Równolegle z powrotem na małe ekrany Star Treka, pisarz Family Guy Seth MacFarlane ogłosił premierę parodii serialu Orville. Obawy, że autor ponownie zamieni swoją historię w zbiór dowcipów poniżej pasa, okazały się daremne. Jego projekt jest prostszy niż Star Trek i znacznie śmieszniejszy. Nie zapomina się tu jednak również o poważnych tematach, a bohaterowie są naprawdę czarujący.

7. „Grimm” – odpowiednik „Supernatural”

  • Stany Zjednoczone, 2011.
  • Fantazja, horror, detektyw, dramat.
  • Czas trwania: 6 sezonów.
  • IMDb: 7, 8.

Choć przygody braci Winchester w Supernatural wydają się nie kończyć, nawet 20 odcinków w sezonie może nie wystarczyć dla najbardziej zagorzałych fanów. Wtedy na ratunek przyjdzie "Grimm".

Fabuła jest tu po części związana z baśniami Braci Grimm, ale idea pozostaje ta sama: współczesny świat i walka ze złymi duchami.

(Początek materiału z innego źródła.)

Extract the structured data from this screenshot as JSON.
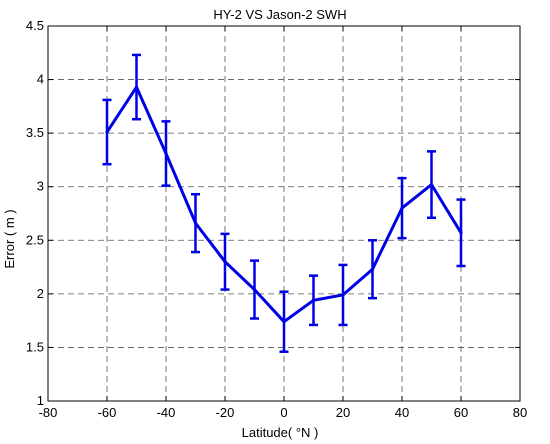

Autorzy tej serii w niesamowity sposób powtarzają nawet błędy twórców „Supernatural”: stopniowo pojawia się przekrojowa fabuła, główny bohater znajduje nowych krewnych, a akcję coraz częściej zastępują osobiste przeżycia.

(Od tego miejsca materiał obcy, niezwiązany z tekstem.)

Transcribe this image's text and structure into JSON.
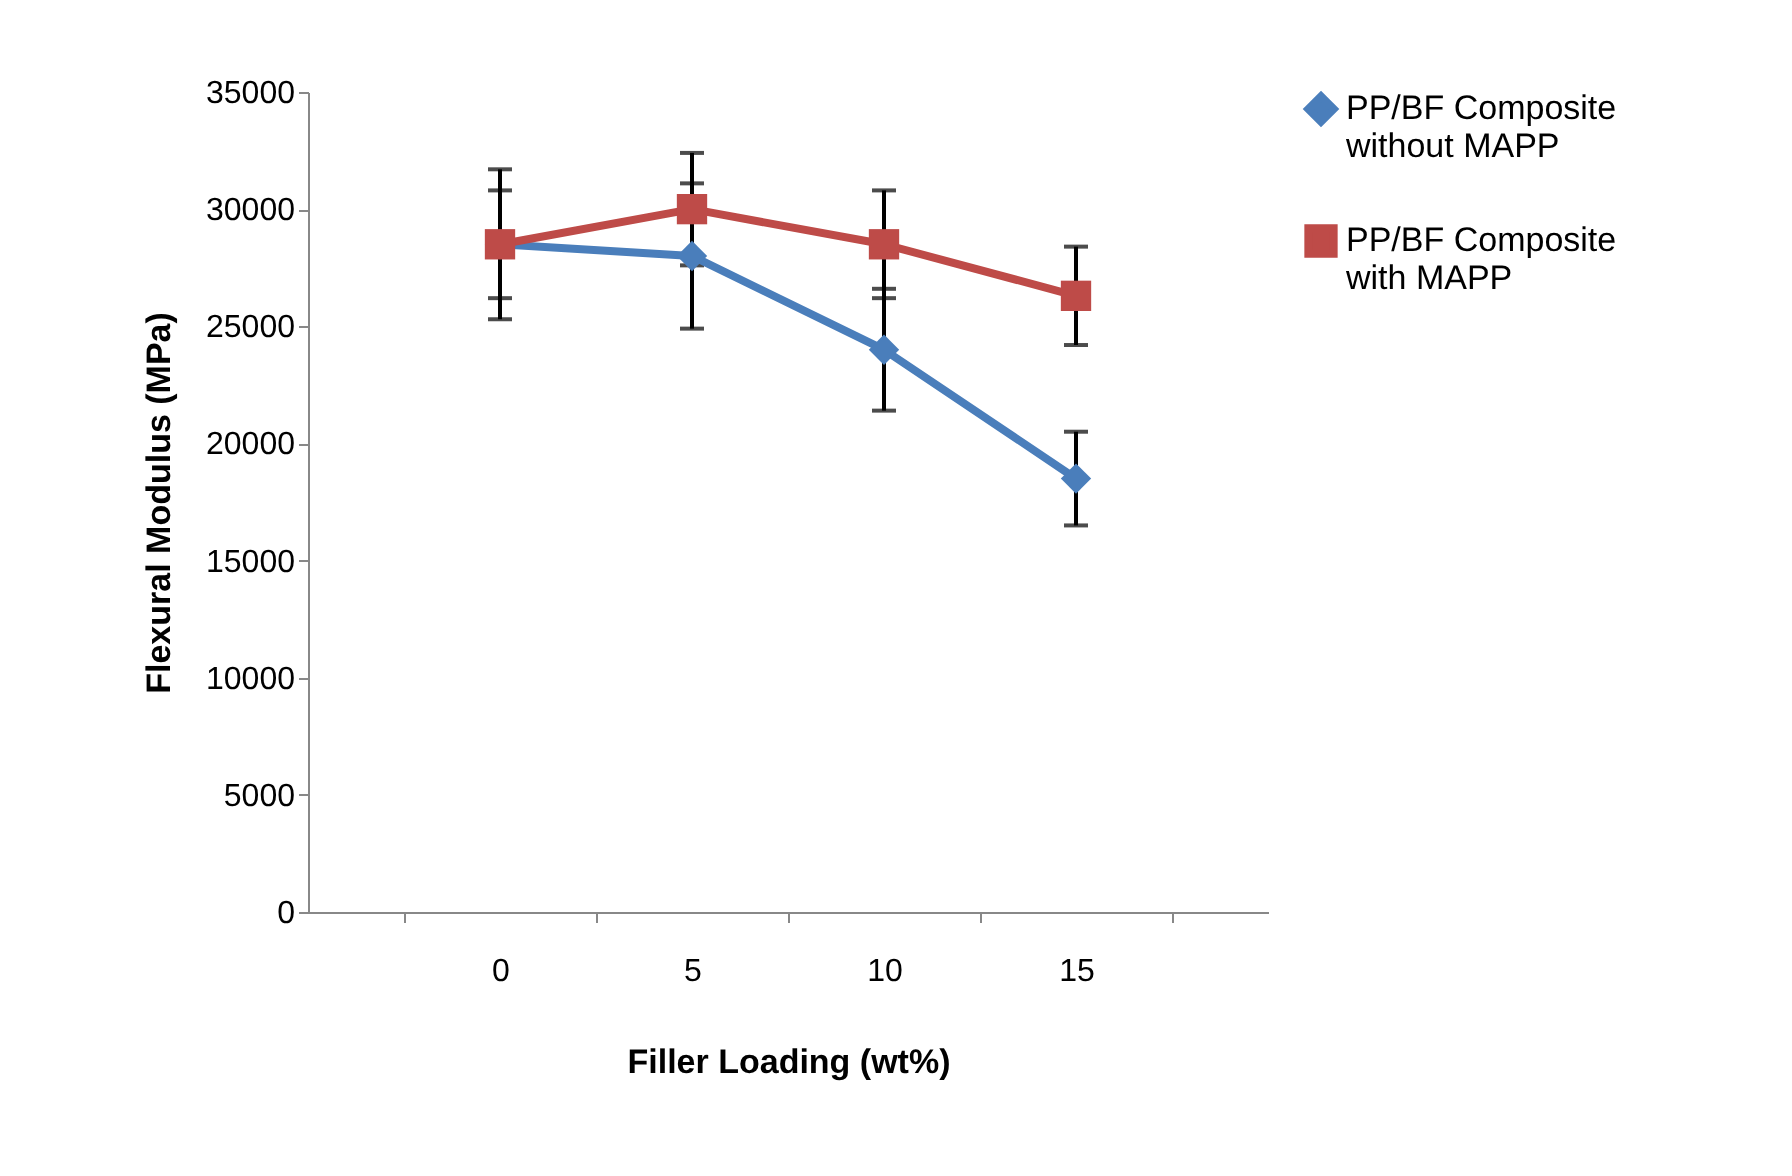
{
  "chart_data": {
    "type": "line",
    "xlabel": "Filler Loading (wt%)",
    "ylabel": "Flexural Modulus (MPa)",
    "categories": [
      "0",
      "5",
      "10",
      "15"
    ],
    "ylim": [
      0,
      35000
    ],
    "yticks": [
      0,
      5000,
      10000,
      15000,
      20000,
      25000,
      30000,
      35000
    ],
    "grid": false,
    "legend": "right",
    "line_style": "solid",
    "series": [
      {
        "name": "PP/BF Composite without MAPP",
        "color": "#4a7ebb",
        "marker": "diamond",
        "values": [
          28500,
          28000,
          24000,
          18500
        ],
        "errors": [
          2300,
          3100,
          2600,
          2000
        ]
      },
      {
        "name": "PP/BF Composite with MAPP",
        "color": "#be4b48",
        "marker": "square",
        "values": [
          28500,
          30000,
          28500,
          26300
        ],
        "errors": [
          3200,
          2400,
          2300,
          2100
        ]
      }
    ]
  }
}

8. „Elektryczne sny Philipa K. Dicka” – analog „Czarnego lustra”

  • Wielka Brytania, 2017.
  • Science fiction, antologia.
  • Czas trwania: 1 sezon.
  • IMDb: 7, 3.

Wraz z przejściem na Netflix, autorzy Black Mirror podwoili liczbę odcinków w sezonie (z trzech do sześciu), ale dla fanów to wciąż za mało. To tutaj pojawia się „Electric Dreams…” – antologia składająca się z ekranowych adaptacji opowiadań klasycznego cyberpunka Philipa Dicka. To prawda, że akcent zostaje przeniesiony z kwestii struktury społecznej i technologii na relacje międzyludzkie. Dlatego seria nie jest tak aktualna.

9. „Stan kontra siły zła” – odpowiednik „Ash kontra martwe zło”

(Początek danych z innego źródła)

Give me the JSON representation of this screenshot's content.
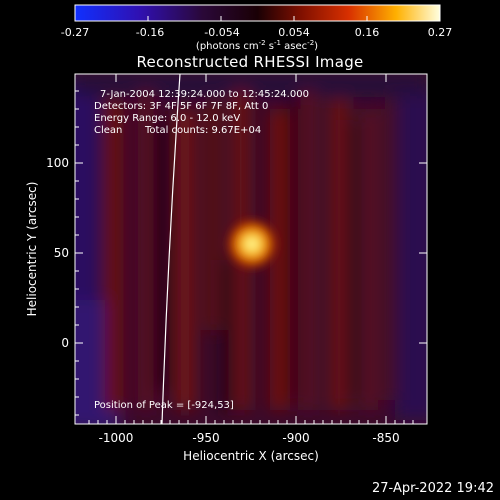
{
  "colorbar": {
    "tick_labels": [
      "-0.27",
      "-0.16",
      "-0.054",
      "0.054",
      "0.16",
      "0.27"
    ],
    "units_text": "(photons cm",
    "units_exp1": "-2",
    "units_mid": " s",
    "units_exp2": "-1",
    "units_end": " asec",
    "units_exp3": "-2",
    "units_close": ")"
  },
  "plot": {
    "title": "Reconstructed RHESSI Image",
    "info_line1": "7-Jan-2004 12:39:24.000 to 12:45:24.000",
    "info_line2": "Detectors: 3F 4F 5F 6F 7F 8F, Att 0",
    "info_line3": "Energy Range: 6.0 - 12.0 keV",
    "info_line4_a": "Clean",
    "info_line4_b": "Total counts: 9.67E+04",
    "peak_text": "Position of Peak = [-924,53]",
    "x_tick_labels": [
      "-1000",
      "-950",
      "-900",
      "-850"
    ],
    "y_tick_labels": [
      "100",
      "50",
      "0"
    ],
    "xlabel": "Heliocentric X (arcsec)",
    "ylabel": "Heliocentric Y (arcsec)"
  },
  "footer": {
    "timestamp": "27-Apr-2022 19:42"
  }
}
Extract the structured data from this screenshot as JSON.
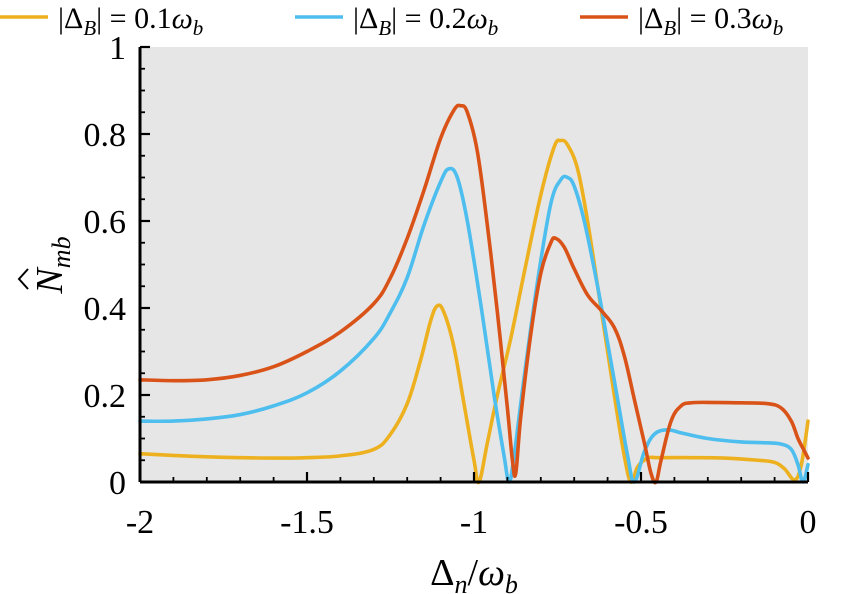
{
  "chart_data": {
    "type": "line",
    "xlabel": {
      "main": "Δ",
      "main_sub": "n",
      "sep": "/",
      "den": "ω",
      "den_sub": "b"
    },
    "ylabel": {
      "main": "N",
      "sub": "mb"
    },
    "xlim": [
      -2,
      0
    ],
    "ylim": [
      0,
      1
    ],
    "xticks": [
      -2,
      -1.5,
      -1,
      -0.5,
      0
    ],
    "xtick_labels": [
      "-2",
      "-1.5",
      "-1",
      "-0.5",
      "0"
    ],
    "yticks": [
      0,
      0.2,
      0.4,
      0.6,
      0.8,
      1
    ],
    "ytick_labels": [
      "0",
      "0.2",
      "0.4",
      "0.6",
      "0.8",
      "1"
    ],
    "grid": false,
    "background": "#e6e6e6",
    "legend_position": "top",
    "series": [
      {
        "name": "|Δ_B| = 0.1ω_b",
        "legend": {
          "prefix": "|Δ",
          "sub": "B",
          "eq": "| = 0.1ω",
          "tail_sub": "b"
        },
        "color": "#EDB120",
        "points": [
          [
            -2.0,
            0.065
          ],
          [
            -1.9,
            0.061
          ],
          [
            -1.8,
            0.058
          ],
          [
            -1.7,
            0.056
          ],
          [
            -1.6,
            0.055
          ],
          [
            -1.5,
            0.056
          ],
          [
            -1.4,
            0.06
          ],
          [
            -1.3,
            0.075
          ],
          [
            -1.25,
            0.11
          ],
          [
            -1.2,
            0.18
          ],
          [
            -1.16,
            0.28
          ],
          [
            -1.13,
            0.37
          ],
          [
            -1.11,
            0.405
          ],
          [
            -1.09,
            0.39
          ],
          [
            -1.06,
            0.31
          ],
          [
            -1.03,
            0.18
          ],
          [
            -1.0,
            0.05
          ],
          [
            -0.985,
            0.0
          ],
          [
            -0.96,
            0.09
          ],
          [
            -0.93,
            0.2
          ],
          [
            -0.89,
            0.33
          ],
          [
            -0.85,
            0.48
          ],
          [
            -0.8,
            0.66
          ],
          [
            -0.76,
            0.77
          ],
          [
            -0.74,
            0.785
          ],
          [
            -0.72,
            0.775
          ],
          [
            -0.69,
            0.72
          ],
          [
            -0.66,
            0.6
          ],
          [
            -0.62,
            0.4
          ],
          [
            -0.58,
            0.2
          ],
          [
            -0.55,
            0.06
          ],
          [
            -0.53,
            0.0
          ],
          [
            -0.51,
            0.035
          ],
          [
            -0.48,
            0.055
          ],
          [
            -0.45,
            0.056
          ],
          [
            -0.35,
            0.056
          ],
          [
            -0.25,
            0.055
          ],
          [
            -0.15,
            0.05
          ],
          [
            -0.1,
            0.045
          ],
          [
            -0.07,
            0.03
          ],
          [
            -0.04,
            0.005
          ],
          [
            -0.02,
            0.04
          ],
          [
            0.0,
            0.14
          ]
        ]
      },
      {
        "name": "|Δ_B| = 0.2ω_b",
        "legend": {
          "prefix": "|Δ",
          "sub": "B",
          "eq": "| = 0.2ω",
          "tail_sub": "b"
        },
        "color": "#4DBEEE",
        "points": [
          [
            -2.0,
            0.14
          ],
          [
            -1.9,
            0.14
          ],
          [
            -1.8,
            0.145
          ],
          [
            -1.7,
            0.155
          ],
          [
            -1.6,
            0.175
          ],
          [
            -1.5,
            0.205
          ],
          [
            -1.4,
            0.255
          ],
          [
            -1.3,
            0.33
          ],
          [
            -1.25,
            0.39
          ],
          [
            -1.2,
            0.47
          ],
          [
            -1.15,
            0.59
          ],
          [
            -1.1,
            0.69
          ],
          [
            -1.075,
            0.72
          ],
          [
            -1.05,
            0.7
          ],
          [
            -1.02,
            0.6
          ],
          [
            -0.98,
            0.41
          ],
          [
            -0.94,
            0.2
          ],
          [
            -0.91,
            0.06
          ],
          [
            -0.895,
            0.0
          ],
          [
            -0.88,
            0.06
          ],
          [
            -0.85,
            0.24
          ],
          [
            -0.81,
            0.46
          ],
          [
            -0.77,
            0.64
          ],
          [
            -0.74,
            0.695
          ],
          [
            -0.72,
            0.7
          ],
          [
            -0.7,
            0.68
          ],
          [
            -0.67,
            0.6
          ],
          [
            -0.63,
            0.45
          ],
          [
            -0.6,
            0.32
          ],
          [
            -0.57,
            0.19
          ],
          [
            -0.54,
            0.06
          ],
          [
            -0.52,
            0.0
          ],
          [
            -0.49,
            0.07
          ],
          [
            -0.46,
            0.11
          ],
          [
            -0.42,
            0.12
          ],
          [
            -0.38,
            0.113
          ],
          [
            -0.3,
            0.1
          ],
          [
            -0.2,
            0.092
          ],
          [
            -0.12,
            0.09
          ],
          [
            -0.08,
            0.087
          ],
          [
            -0.05,
            0.075
          ],
          [
            -0.03,
            0.04
          ],
          [
            -0.015,
            0.0
          ],
          [
            0.0,
            0.04
          ]
        ]
      },
      {
        "name": "|Δ_B| = 0.3ω_b",
        "legend": {
          "prefix": "|Δ",
          "sub": "B",
          "eq": "| = 0.3ω",
          "tail_sub": "b"
        },
        "color": "#D95319",
        "points": [
          [
            -2.0,
            0.235
          ],
          [
            -1.9,
            0.233
          ],
          [
            -1.8,
            0.235
          ],
          [
            -1.7,
            0.245
          ],
          [
            -1.6,
            0.265
          ],
          [
            -1.5,
            0.3
          ],
          [
            -1.4,
            0.345
          ],
          [
            -1.3,
            0.41
          ],
          [
            -1.25,
            0.47
          ],
          [
            -1.2,
            0.56
          ],
          [
            -1.15,
            0.67
          ],
          [
            -1.1,
            0.79
          ],
          [
            -1.06,
            0.855
          ],
          [
            -1.04,
            0.865
          ],
          [
            -1.02,
            0.85
          ],
          [
            -0.99,
            0.76
          ],
          [
            -0.96,
            0.59
          ],
          [
            -0.93,
            0.39
          ],
          [
            -0.9,
            0.17
          ],
          [
            -0.885,
            0.05
          ],
          [
            -0.875,
            0.02
          ],
          [
            -0.86,
            0.15
          ],
          [
            -0.83,
            0.34
          ],
          [
            -0.8,
            0.48
          ],
          [
            -0.77,
            0.55
          ],
          [
            -0.755,
            0.56
          ],
          [
            -0.73,
            0.54
          ],
          [
            -0.7,
            0.49
          ],
          [
            -0.66,
            0.43
          ],
          [
            -0.62,
            0.395
          ],
          [
            -0.58,
            0.355
          ],
          [
            -0.55,
            0.29
          ],
          [
            -0.52,
            0.19
          ],
          [
            -0.49,
            0.09
          ],
          [
            -0.47,
            0.02
          ],
          [
            -0.455,
            0.0
          ],
          [
            -0.44,
            0.05
          ],
          [
            -0.41,
            0.14
          ],
          [
            -0.38,
            0.175
          ],
          [
            -0.35,
            0.182
          ],
          [
            -0.3,
            0.183
          ],
          [
            -0.2,
            0.182
          ],
          [
            -0.12,
            0.18
          ],
          [
            -0.08,
            0.17
          ],
          [
            -0.05,
            0.14
          ],
          [
            -0.03,
            0.1
          ],
          [
            -0.01,
            0.07
          ],
          [
            0.0,
            0.055
          ]
        ]
      }
    ]
  }
}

  • Stany Zjednoczone, 2016.
  • Komedia, horror, akcja, fantasy.
  • Czas trwania: 3 sezony.
  • IMDb: 7, 2.

Rok po powrocie słynnego Asha z serii „Martwe zło” Sama Raimiego pojawił się jego odpowiednik „Stan kontra siły zła”. Seriale są bardzo podobne: starszy i wiecznie narzekający bohater walczy z wszelkiego rodzaju złymi duchami. Choć „Stan…” wygląda taniej i jeszcze bardziej parodystycznie, jest okazja, by ponownie spotkać się z Johnem McGinleyem, który stworzył oszałamiający wizerunek dr Coxa w serialu „Clinic”.

10. „Channel Zero” – odpowiednik „American Horror Story”

  • Kanada, 2016.
  • Horror, antologia.
  • Czas trwania: 4 sezony.
  • IMDb: 7, 2.

Autorzy American Horror Story w każdym sezonie biorą standardowy wątek z klasyki horroru lub mistycyzmu i przekształcają go w kolejny rozdział ich własnej antologii. W przybliżeniu to samo zrobili twórcy Channel Zero. To prawda, że tutaj nie były oparte na klasycznych horrorach, ale creepypastach - horrorach z Internetu.